Bloody skirmishes broke out near California's capitol building in Sacramento Sunday as self-described "anti-fascists" attempted to break up a white nationalist rally. Ten people were injured, including two who were stabbed and critically injured, according to CNN.

At noon, the Traditionalist Worker Party - described as a white nationalist hate group by the Southern Poverty Law Center - and the Golden State Skinheads, a local affiliate, were scheduled to hold a rally at noon outside the Capitol building.

As they assembled, however, the roughly 30-strong group was met and outnumbered by a wave from several different organizations, including Antifa Sacramento and the Black Hawks, who were present with the stated purpose of preventing the white nationalists from demonstrating.

Video and still images show several instances of violence erupting and people fighting and chasing one another, with members on both sides emerging bloody, beaten and bruised, despite the presence of 100 police officers attempting to control the crowd. As of Sunday night, it was unclear how many remain hospitalized.

"They're not welcome, and if they trip and fall in the process of that, good," said Yvette Falarca, with the group By Any Means Necessary, of the white nationalists. She had sustained a blow that required her head to be bandaged. "They need to go, and we succeeded in driving them out."

Several protesters used sticks and their fists to inflict wounds on others. Some altercations left spatters of blood on the pavement. To quell breakouts of violence, police fired rubber pellets and pepper spray balls at the demonstrators. In response, the protesters threw firecrackers at the police and the California Highway Patrol officers and their horses.

 

Caught in the fighting was 17-year-old Elias Odom, who had simply come to take photos of the event. "Before you know it, people were macing each other," he told the Los Angeles Times. "A gush of mace just got into my eyes, and I don't know what happened after that."

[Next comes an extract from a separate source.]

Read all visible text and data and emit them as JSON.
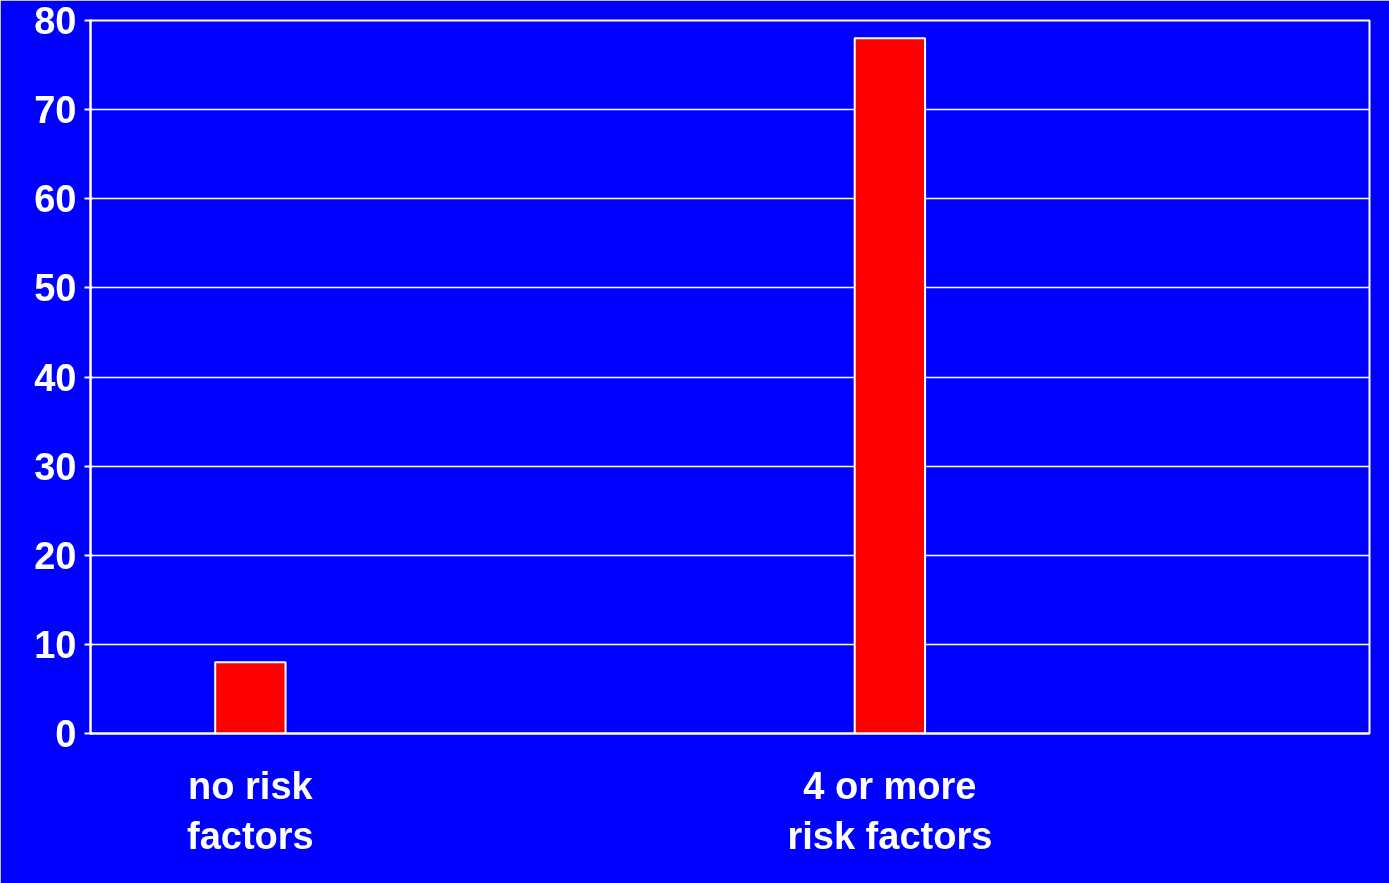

According to Sacramento Police Chief Sam Somers, the white nationalist skinheads have previously held rallies at the capitol, but this was the first at which the "anarchists" took a "much more aggressive stance to wreak havoc on the city," referring to those who tried to break up the rally. No matter the message, Somers told the Sacramento Bee, it was the skinheads' First-Amendment right to demonstrate.

The purpose of the rally was to reclaim the right to free speech for "working-class white Americans," which has been threatened at Trump rallies, Matt Parrot, a spokesman for the Traditionalist Worker Party told the Bee.

"Our message was very simple, that working-class white individuals will not be intimidated by threats and aggression that's been taking place on the West Coast but also at Trump rallies and other places around the country," Parrot told The Washington Post after the rally. "These leftist radicals have been attacking us. We will not be intimated."

The Traditionalist Worker Party purports to defend "faith, family and folk" against "economic exploitation, federal tyranny and anti-Christian degeneracy." In espousing pride for the white race, the TWP says on its website that it rejects white supremacy, instead believing that "all the world's peoples should embrace and celebrate their sacred heritage and identities." Nonetheless, it also discourages racial or ethnic intermarrying and mixing within communities, believing that races should inhabit separate enclaves.

Matthew Heimbach, chairman of the TWP and Parrot's son-in-law, confirmed to CNN that two "comrades" were among the injured. "One of our guys was stabbed in the artery," he told The Post.

Though he wasn't at the rally, Heimbach has been embroiled in controversies in the past, most recently for shoving and shouting aggressively at a black woman at a Trump rally in Louisville, Ky. While a student at Towson University, he started the White Student Union, which invited white supremacist speakers to campus and started "night patrols" to "keep students safe from black-on-white crime," according to the Southern Poverty Law Center. The WSU is affiliated with the Traditionalist Youth Network, which Heimbach also serves, as its Chief Information Officer.

After Sunday's rally, a blog post appeared on TYN's website asking for donations to support the medical and legal costs of the "Sacramento Spartans": "the men who risked and sacrificed so much today."

"Our event was a victory by all metrics. We won the physical fight. We provoked the leftists into showing their true colors," the website states.

"We are really glad to say that the people who are injured did not sustain life-threatening injuries, and we do have people who are making sure . . . that they have people who are taking care of them," Falarca said. "All it did was fuel our determination to keep this movement going and fight even harder."

The protest ended at roughly 3 p.m. local time. So far, no arrests have been reported.